A number of epitope peptides derived from NS3 helicase were selected for reacting with sera of HCV infected patients [4], [24], which did not include the EP05 or EP21 epitope peptides. In the present study, peptides P05 and P21 reacted strongly with 79% or 59% chronic HCV infected plasmas, which were more active than 58% or 30% weakly reactive resolved HCV infected plasmas from blood donors (P<0.001). The results indicated that both peptides contained immunodominant epitopes eliciting antibody response mostly in chronic HCV infection.

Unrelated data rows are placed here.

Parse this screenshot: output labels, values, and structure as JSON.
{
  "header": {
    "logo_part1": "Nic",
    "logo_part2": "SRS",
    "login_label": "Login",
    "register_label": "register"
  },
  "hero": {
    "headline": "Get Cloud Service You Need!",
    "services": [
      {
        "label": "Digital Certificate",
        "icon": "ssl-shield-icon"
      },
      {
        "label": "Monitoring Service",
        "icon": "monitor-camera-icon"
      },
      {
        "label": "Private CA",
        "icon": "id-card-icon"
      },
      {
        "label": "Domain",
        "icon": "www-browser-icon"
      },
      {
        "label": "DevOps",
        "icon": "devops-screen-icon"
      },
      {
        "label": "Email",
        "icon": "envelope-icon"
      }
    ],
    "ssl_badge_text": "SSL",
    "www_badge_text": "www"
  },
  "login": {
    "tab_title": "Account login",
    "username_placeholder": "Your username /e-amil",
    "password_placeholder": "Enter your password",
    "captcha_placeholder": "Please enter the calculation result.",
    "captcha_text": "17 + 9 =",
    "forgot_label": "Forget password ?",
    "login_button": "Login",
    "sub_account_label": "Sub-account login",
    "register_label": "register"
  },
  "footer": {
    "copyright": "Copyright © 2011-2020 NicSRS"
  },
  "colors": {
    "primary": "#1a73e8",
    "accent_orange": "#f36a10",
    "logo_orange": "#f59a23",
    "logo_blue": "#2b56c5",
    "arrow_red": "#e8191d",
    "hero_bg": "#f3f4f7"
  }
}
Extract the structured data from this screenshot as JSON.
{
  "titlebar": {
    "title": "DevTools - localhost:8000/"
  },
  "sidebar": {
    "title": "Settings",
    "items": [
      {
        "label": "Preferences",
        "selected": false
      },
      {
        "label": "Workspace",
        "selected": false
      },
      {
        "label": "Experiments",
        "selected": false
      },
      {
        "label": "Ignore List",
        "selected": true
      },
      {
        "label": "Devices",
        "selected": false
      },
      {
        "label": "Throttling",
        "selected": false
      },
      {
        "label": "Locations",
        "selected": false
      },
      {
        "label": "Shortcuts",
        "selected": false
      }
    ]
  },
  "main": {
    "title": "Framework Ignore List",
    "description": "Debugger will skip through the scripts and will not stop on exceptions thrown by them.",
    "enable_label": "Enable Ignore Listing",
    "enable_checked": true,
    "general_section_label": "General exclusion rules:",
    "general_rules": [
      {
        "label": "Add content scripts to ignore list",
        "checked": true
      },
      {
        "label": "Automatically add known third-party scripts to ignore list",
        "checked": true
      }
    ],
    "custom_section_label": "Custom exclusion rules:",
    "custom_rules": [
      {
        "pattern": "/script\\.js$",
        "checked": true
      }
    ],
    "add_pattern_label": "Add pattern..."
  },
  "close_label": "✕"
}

Targeting of NS3 helicase is becoming a promising approach to inhibit viral replication in HCV infection [11]. Recombinant antibodies to NS3 helicase has been introduced into hepatocytes by viral vectors, which effectively inhibited HCV replication [5], [25]–[27]. The most critical residues for ATP binding arise from the Walker A and B motifs within NS3 helicase of HCV, in which the Walker A motif forms a phosphate binding loop (P-loop) with the conserved Lysine (210 K) likely contacting the γ phosphate of ATP [9], [11]. The ATP binding site of NS3 helicase with totally conserved amino acids played a critical role in sustaining unwinding activity [28], is the precise linear epitope reactive with mAb 2E12. In the present study, mAbs 2E12 interacted to win the 50% dysfunction of unwinding activity for FL4b-rNS3 in vitro, suggesting that 2E12 might have potential for inhibiting the enzymatic activity of NS3 helicase. In a prospective study, recombinant mAb 2E12 within a viral vector will be transduced into Huh7.5.1 cells for further evaluating its intracellular capacity for inhibiting helicase activity and HCV replication in vivo.

Conclusions

We generated two mAbs 2E12 and 5E5, which specifically bound to finely defined and highly conserved epitopes of HCV NS3 helicase, respectively. The binding of mAbs to the ATP binding site at motif I (Walker A) of domain 1 or the proximity to nucleotide binding region of domain 2 within NS3 helicase might affect the enzymatic activity of helicase in HCV replication. The present data suggested that mAbs 2E12 and 3E5 might carry considerable potential for diagnostics and antiviral therapy of chronic HCV infection.